Scotty Bowers, who was the subject of the documentary "Scotty and the Secret History of Hollywood" and was famous for secretly procuring gay sex workers for Tinseltown's biggest stars in the 1940s, died on Oct. 13. She joined the White House press corps in 2001 as a producer for ABC News covering the Bush Presidency, including the launch of the coalition invasion of Iraq. He was 85. She was 45. She joined CBS News in 2003 and began working with Safer on “60 Minutes” the next year. According to CBS, Textor continued to work throughout her illness, most notably on a story about the Syrian refugee crisis, and producing the first televised interview with the Theranos fraud whistleblower.
He was 64. Published in New York Times on Jun.
Rick Ludwin, a former NBC executive and the head of the company's late-night division, died on Nov. 10 following a brief illness. He was 52. The Oscar-winning film and TV producer of “Spotlight” and founder-CEO of Anonymous Content, died after a battle with cancer Sunday, April 21.
Her energy and personality will be impossible to replace at ’60 Minutes,” “60 Minutes” executive producer Bill Owens said in a statement. He was 59. Known by millennials for his work on “Community” as Greendale’s smart-alecky Leonard Rodriguez died Saturday, March 13. He was 81.

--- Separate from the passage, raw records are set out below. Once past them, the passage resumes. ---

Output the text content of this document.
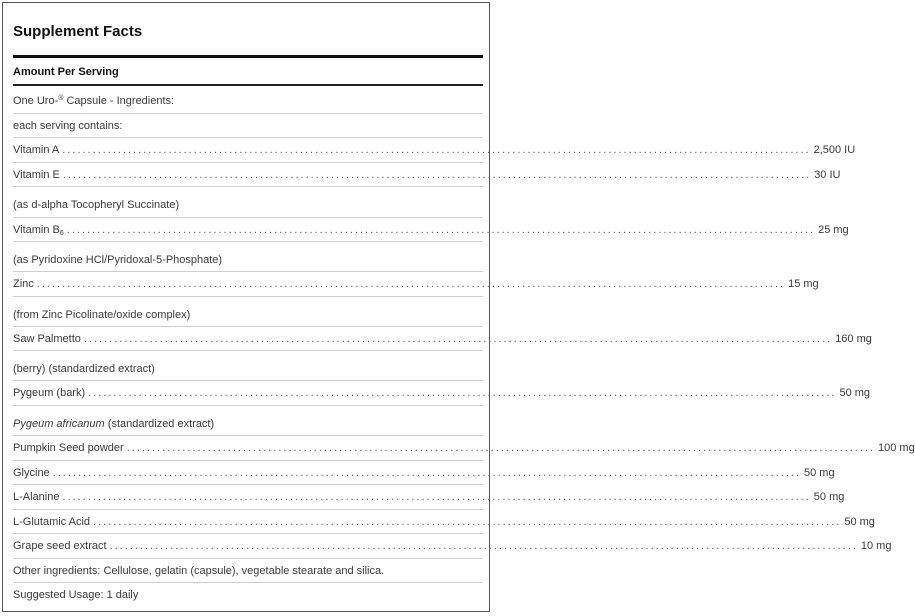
Supplement Facts
Amount Per Serving
One Uro-® Capsule - Ingredients:
each serving contains:
Vitamin A .................................................................................................................................................... 2,500 IU
Vitamin E .................................................................................................................................................... 30 IU
(as d-alpha Tocopheryl Succinate)
Vitamin $B_6$ .................................................................................................................................................... 25 mg
(as Pyridoxine HCl/Pyridoxal-5-Phosphate)
Zinc .................................................................................................................................................... 15 mg
(from Zinc Picolinate/oxide complex)
Saw Palmetto .................................................................................................................................................... 160 mg
(berry) (standardized extract)
Pygeum (bark) .................................................................................................................................................... 50 mg
Pygeum africanum (standardized extract)
Pumpkin Seed powder .................................................................................................................................................... 100 mg
Glycine .................................................................................................................................................... 50 mg
L-Alanine .................................................................................................................................................... 50 mg
L-Glutamic Acid .................................................................................................................................................... 50 mg
Grape seed extract .................................................................................................................................................... 10 mg
Other ingredients: Cellulose, gelatin (capsule), vegetable stearate and silica.
Suggested Usage: 1 daily
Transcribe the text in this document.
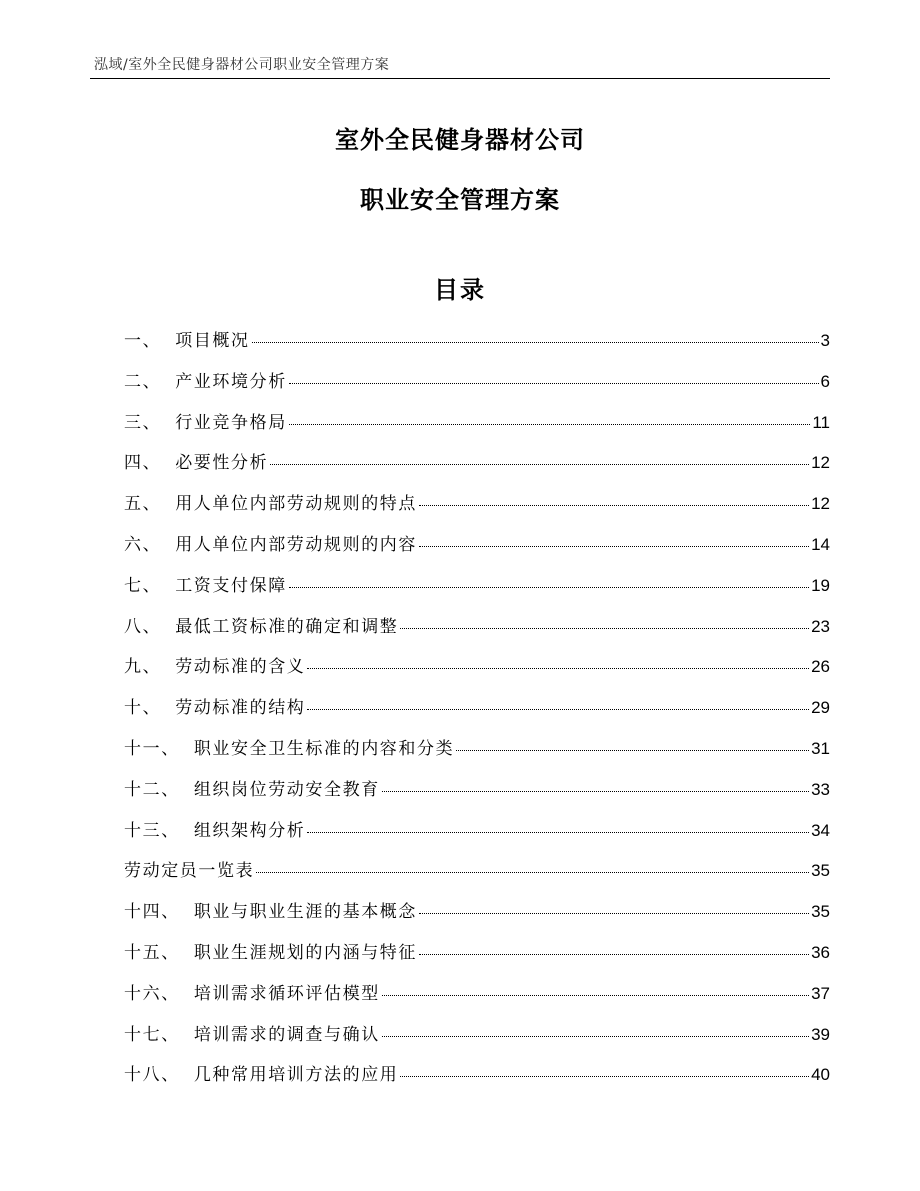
泓域/室外全民健身器材公司职业安全管理方案
室外全民健身器材公司
职业安全管理方案
目录
一、 项目概况	3
二、 产业环境分析	6
三、 行业竞争格局	11
四、 必要性分析	12
五、 用人单位内部劳动规则的特点	12
六、 用人单位内部劳动规则的内容	14
七、 工资支付保障	19
八、 最低工资标准的确定和调整	23
九、 劳动标准的含义	26
十、 劳动标准的结构	29
十一、 职业安全卫生标准的内容和分类	31
十二、 组织岗位劳动安全教育	33
十三、 组织架构分析	34
劳动定员一览表	35
十四、 职业与职业生涯的基本概念	35
十五、 职业生涯规划的内涵与特征	36
十六、 培训需求循环评估模型	37
十七、 培训需求的调查与确认	39
十八、 几种常用培训方法的应用	40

He was 20. The Swiss actor whose work ranged from “Wings of Desire” to the much-memed “Downfall,” died on Feb. 15. She was 73.

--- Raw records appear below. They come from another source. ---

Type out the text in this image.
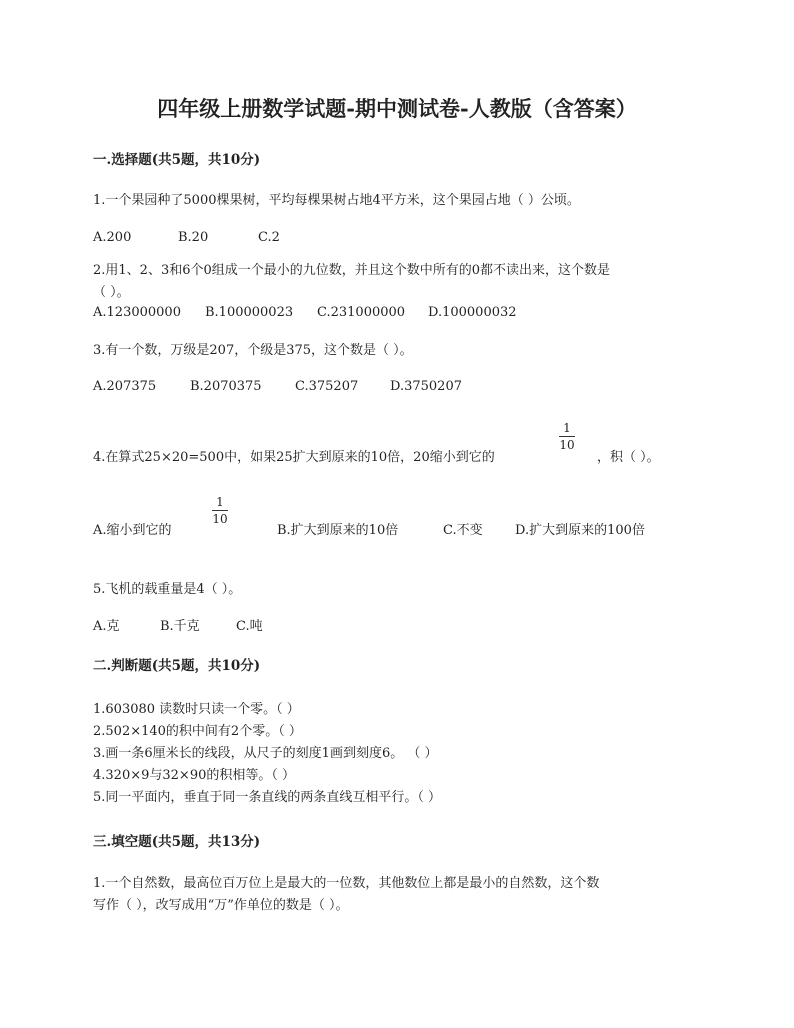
四年级上册数学试题-期中测试卷-人教版（含答案）
一.选择题(共5题，共10分)
1.一个果园种了5000棵果树，平均每棵果树占地4平方米，这个果园占地（ ）公顷。
A.200	B.20	C.2
2.用1、2、3和6个0组成一个最小的九位数，并且这个数中所有的0都不读出来，这个数是
（ ）。
A.123000000 B.100000023 C.231000000 D.100000032
3.有一个数，万级是207，个级是375，这个数是（ ）。
A.207375	B.2070375	C.375207 D.3750207
4.在算式25×20=500中，如果25扩大到原来的10倍，20缩小到它的
1
10
，积（ ）。
A.缩小到它的
1
10
B.扩大到原来的10倍	C.不变 D.扩大到原来的100倍
5.飞机的载重量是4（ ）。
A.克	B.千克	C.吨
二.判断题(共5题，共10分)
1.603080 读数时只读一个零。（ ）
2.502×140的积中间有2个零。（ ）
3.画一条6厘米长的线段，从尺子的刻度1画到刻度6。 （ ）
4.320×9与32×90的积相等。（ ）
5.同一平面内，垂直于同一条直线的两条直线互相平行。（ ）
三.填空题(共5题，共13分)
1.一个自然数，最高位百万位上是最大的一位数，其他数位上都是最小的自然数，这个数
写作（ ），改写成用“万”作单位的数是（ ）。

By her own admission, Katy's greatest joy and source of pride was her immediate and extended family. The longtime “60 Minutes” producer who worked closely with Morley Safer during his final years, died Friday, June 14 following a battle with cancer. The actor who appeared in HBO’s “Carnivale," “Saved by the Bell: The New Class" and “Beverly Hills, 90210" among others died on Sept. 13. She never let the long distances between her many family members limit their closeness. The owner of Fox Theaters and the last volunteer president of the National Association of Theatre Owners, died Wednesday, July 28. He was 78. Ron Leibman, a Tony winner for his 1993 performance in "Angels in America," an Emmy winner for his work on the show "Kaz" from 1979 and a regular on "Friends" as Rachel's father, died on Dec. 6. Katherine “Katy” Textor, a longtime “60 Minutes” producer who worked closely with Morley Safer during his final years, died Friday following a battle with cancer. He was 105.
Lawrence G. Paull, an Oscar-nominated production designer on films such as "Blade Runner" and "Back to the Future," died in La Jolla, California on Nov. 10. He was 84.
She was 44. She embodied grace, kindness, humor, and determination throughout her life and especially during her recent battle with cancer.
The two-time Oscar nominee for supporting roles in the Best Picture winner “Midnight Cowboy” and “Farewell, My Lovely” died on Wednesday, June 12.
He was 68.
He was 38. He was 74. He was 56. The creator of the iconic ABC series “The Love Boat” died on Feb. 26. He was 88. The German-born fashion photographer famed for his black-and-white shots of ’90s supermodels such as Naomi Campbell, Kate Moss and Linda Evangelista, died on Sept. 4. The 7-foot-2-inch tall actor who portrayed Chewbacca in five “Star Wars” films, died Tuesday, April 30. As Textor looked on in the interview, Madoff said she and her husband attempted suicide with medications. Her energy and personality will be impossible to replace at ’60 Minutes,” “60 Minutes” executive producer Bill Owens said in a statement.“Katy fought a courageous battle over the last two and a half years, but her tenacity didn’t surprise those of us who knew her at ’60 Minutes,'” said “60 Minutes” execuitve producer Tanya Simon. The lead vocalist of The Cars, which had numerous hits from 1978 to 1988, including “My Best Friend’s Girl,” “Just What I Needed,” “You Might Think,” “Magic” and “Tonight She Comes," died on Sept. 15. Allee Willis, a Grammy-winning songwriter and producer who worked with Earth, Wind & Fire, the Pointer Sisters and Dusty Springfield and also wrote the theme song to the sitcom "Friends," died on Dec. 24 of cardiac arrest.
The Emmy-winning writer best known for his work on ’90s animated classics “Tiny Toon Adventures,” “Pinky and the Brain” and “Animaniacs,” died on Aug. 30. He was 68.